Friday, November 5, 2010

Fall Happenings

For the most of this fall, or at least it has felt like, I have been spending many evenings inside working on algebra problems, and remembering the rules of geometry. I ran a pen out of ink and filled a whole notebook up with my practice.  I learned what hirsute means. All of this tedium came to an end last week with a successful run at the GRE. I promptly celebrated with a Nopales burrito at a Mexican to-go stand attached to a tiny convenience store that had been beckoning to me on the ride into my parent's house for awhile now.

Now I can get back to tending projects that have been neglected, here is what I have been up to in the mean time. 

,A delicious kitchen experiment using lye to make traditional German pretzels.

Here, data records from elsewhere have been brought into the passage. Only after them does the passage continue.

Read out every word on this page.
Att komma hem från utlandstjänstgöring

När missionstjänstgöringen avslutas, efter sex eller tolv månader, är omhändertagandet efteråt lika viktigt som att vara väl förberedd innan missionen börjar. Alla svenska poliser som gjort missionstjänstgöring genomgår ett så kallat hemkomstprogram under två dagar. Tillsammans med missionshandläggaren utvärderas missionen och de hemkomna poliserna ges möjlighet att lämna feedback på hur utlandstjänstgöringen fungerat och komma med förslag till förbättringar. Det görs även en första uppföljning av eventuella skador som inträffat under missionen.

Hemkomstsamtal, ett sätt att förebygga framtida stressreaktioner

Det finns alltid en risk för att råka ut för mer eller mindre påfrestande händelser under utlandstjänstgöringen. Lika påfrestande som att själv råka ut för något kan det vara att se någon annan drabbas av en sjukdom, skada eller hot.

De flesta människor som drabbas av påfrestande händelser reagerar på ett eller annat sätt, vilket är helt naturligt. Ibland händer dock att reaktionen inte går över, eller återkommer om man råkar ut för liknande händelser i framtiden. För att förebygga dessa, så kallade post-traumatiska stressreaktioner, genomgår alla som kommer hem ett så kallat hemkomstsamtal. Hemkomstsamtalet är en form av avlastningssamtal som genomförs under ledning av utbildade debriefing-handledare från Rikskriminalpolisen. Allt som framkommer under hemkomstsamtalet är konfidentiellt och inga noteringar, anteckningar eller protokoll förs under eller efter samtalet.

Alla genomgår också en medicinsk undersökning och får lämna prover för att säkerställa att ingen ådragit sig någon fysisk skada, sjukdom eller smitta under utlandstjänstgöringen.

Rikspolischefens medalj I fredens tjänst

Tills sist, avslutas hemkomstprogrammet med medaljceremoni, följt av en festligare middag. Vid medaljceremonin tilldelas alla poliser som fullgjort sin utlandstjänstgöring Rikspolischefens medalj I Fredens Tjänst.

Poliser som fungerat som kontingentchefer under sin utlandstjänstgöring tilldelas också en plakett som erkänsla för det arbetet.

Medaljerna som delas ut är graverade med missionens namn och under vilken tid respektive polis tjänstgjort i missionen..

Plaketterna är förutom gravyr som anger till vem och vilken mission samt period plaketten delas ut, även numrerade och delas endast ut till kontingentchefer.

 This apple weighed more than a pound. A light afternoon snack for Angel.

 Two of my most recent baking endeavors. The pumpkin caramels were a mix of salty and sweet, a welcome addition to the vast realm of pumpkin goods. Underneath are a new favorite cookie - one made with spent grain from beer brewing.

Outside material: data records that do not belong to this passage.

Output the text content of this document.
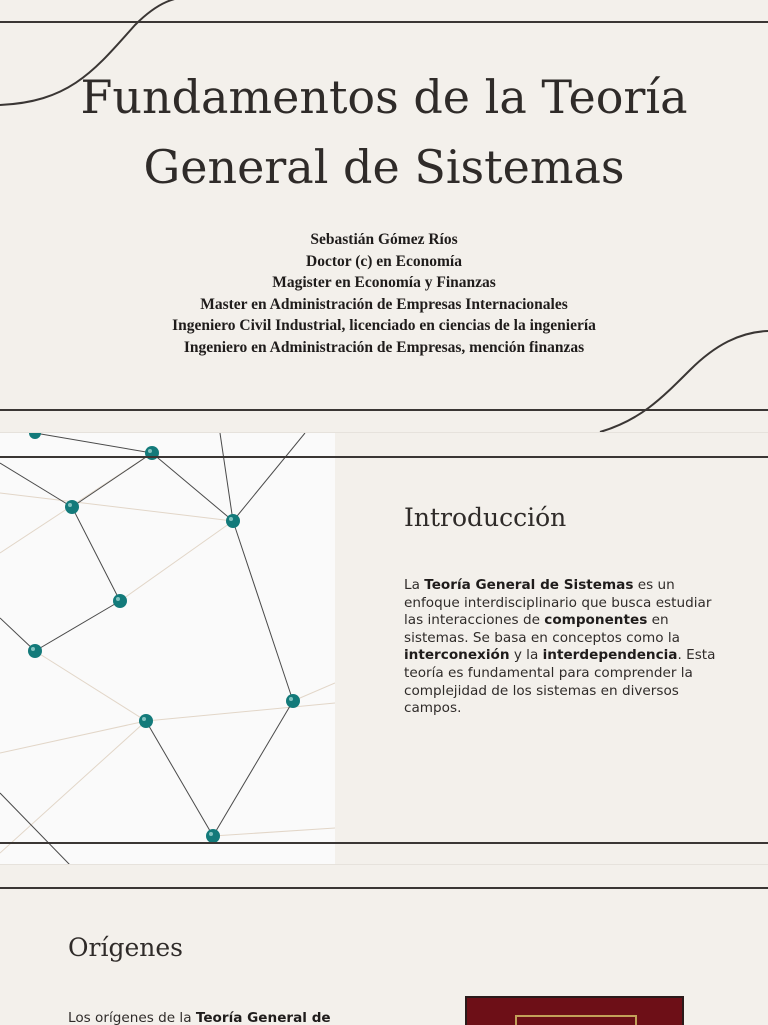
Fundamentos de la Teoría
General de Sistemas
Sebastián Gómez Ríos
Doctor (c) en Economía
Magister en Economía y Finanzas
Master en Administración de Empresas Internacionales
Ingeniero Civil Industrial, licenciado en ciencias de la ingeniería
Ingeniero en Administración de Empresas, mención finanzas
Introducción

La Teoría General de Sistemas es un enfoque interdisciplinario que busca estudiar las interacciones de componentes en sistemas. Se basa en conceptos como la interconexión y la interdependencia. Esta teoría es fundamental para comprender la complejidad de los sistemas en diversos campos.

Orígenes

Los orígenes de la Teoría General de
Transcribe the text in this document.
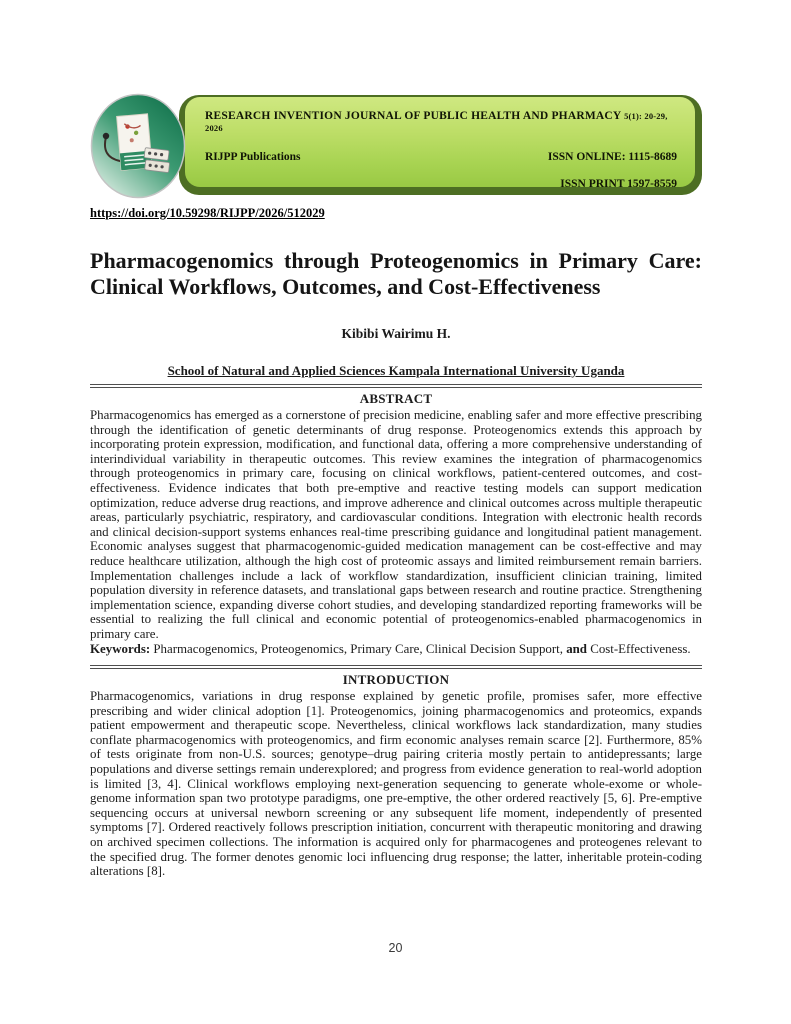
RESEARCH INVENTION JOURNAL OF PUBLIC HEALTH AND PHARMACY 5(1): 20-29, 2026
RIJPP Publications	ISSN ONLINE: 1115-8689
ISSN PRINT 1597-8559
https://doi.org/10.59298/RIJPP/2026/512029
Pharmacogenomics through Proteogenomics in Primary Care: Clinical Workflows, Outcomes, and Cost-Effectiveness
Kibibi Wairimu H.
School of Natural and Applied Sciences Kampala International University Uganda
ABSTRACT
Pharmacogenomics has emerged as a cornerstone of precision medicine, enabling safer and more effective prescribing through the identification of genetic determinants of drug response. Proteogenomics extends this approach by incorporating protein expression, modification, and functional data, offering a more comprehensive understanding of interindividual variability in therapeutic outcomes. This review examines the integration of pharmacogenomics through proteogenomics in primary care, focusing on clinical workflows, patient-centered outcomes, and cost-effectiveness. Evidence indicates that both pre-emptive and reactive testing models can support medication optimization, reduce adverse drug reactions, and improve adherence and clinical outcomes across multiple therapeutic areas, particularly psychiatric, respiratory, and cardiovascular conditions. Integration with electronic health records and clinical decision-support systems enhances real-time prescribing guidance and longitudinal patient management. Economic analyses suggest that pharmacogenomic-guided medication management can be cost-effective and may reduce healthcare utilization, although the high cost of proteomic assays and limited reimbursement remain barriers. Implementation challenges include a lack of workflow standardization, insufficient clinician training, limited population diversity in reference datasets, and translational gaps between research and routine practice. Strengthening implementation science, expanding diverse cohort studies, and developing standardized reporting frameworks will be essential to realizing the full clinical and economic potential of proteogenomics-enabled pharmacogenomics in primary care.
Keywords: Pharmacogenomics, Proteogenomics, Primary Care, Clinical Decision Support, and Cost-Effectiveness.
INTRODUCTION
Pharmacogenomics, variations in drug response explained by genetic profile, promises safer, more effective prescribing and wider clinical adoption [1]. Proteogenomics, joining pharmacogenomics and proteomics, expands patient empowerment and therapeutic scope. Nevertheless, clinical workflows lack standardization, many studies conflate pharmacogenomics with proteogenomics, and firm economic analyses remain scarce [2]. Furthermore, 85% of tests originate from non-U.S. sources; genotype–drug pairing criteria mostly pertain to antidepressants; large populations and diverse settings remain underexplored; and progress from evidence generation to real-world adoption is limited [3, 4]. Clinical workflows employing next-generation sequencing to generate whole-exome or whole-genome information span two prototype paradigms, one pre-emptive, the other ordered reactively [5, 6]. Pre-emptive sequencing occurs at universal newborn screening or any subsequent life moment, independently of presented symptoms [7]. Ordered reactively follows prescription initiation, concurrent with therapeutic monitoring and drawing on archived specimen collections. The information is acquired only for pharmacogenes and proteogenes relevant to the specified drug. The former denotes genomic loci influencing drug response; the latter, inheritable protein-coding alterations [8].
20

My coworker has a larger than average brewing operation and will boil up to 20 pounds of barley for a brew. After boiling the barley the wort (boiling liquid) is drained off to be made into beer, and the spent grain is left behind. He gladly donated the spent grain  for me to experiment with in bread and other baked goods. If you don't have spent grain, oats or any other grain could work well in the cookies.

Spent Grain Cookies

1 c flour
1/2 c barley flour
1 tsp baking soda
1 tsp cinnamon
1 tsp nutmeg
1 stick unsalted butter at room temperature
1 1/2 c light brown sugar
2 eggs
1 tsp vanilla
1 tbsp molasses
1 tsp kosher salt
1 c rolled oats
1 c toasted spent grain
1 c toasted, roughly chopped hazelnuts
3 oz. roughly chopped dark chocolate

Preheat oven to 350 degrees. In a mixer beat butter until light and fluffy. Add sugars, vanilla, molasses and salt and beat until well combined, a few minutes. Add eggs to combine. In another bowl mix the flours, baking soda, and spices. Add the flour mixture to the butter in two parts, combining completely between additions. As soon as the flour is combined, add in the oats, grain, hazelnuts, and chocolate. Mix until all additions are distributed evenly. Drop onto a baking sheet with parchment, and sprinkle the tops with demerara sugar. Bake 10-12 minutes, and cool on a rack.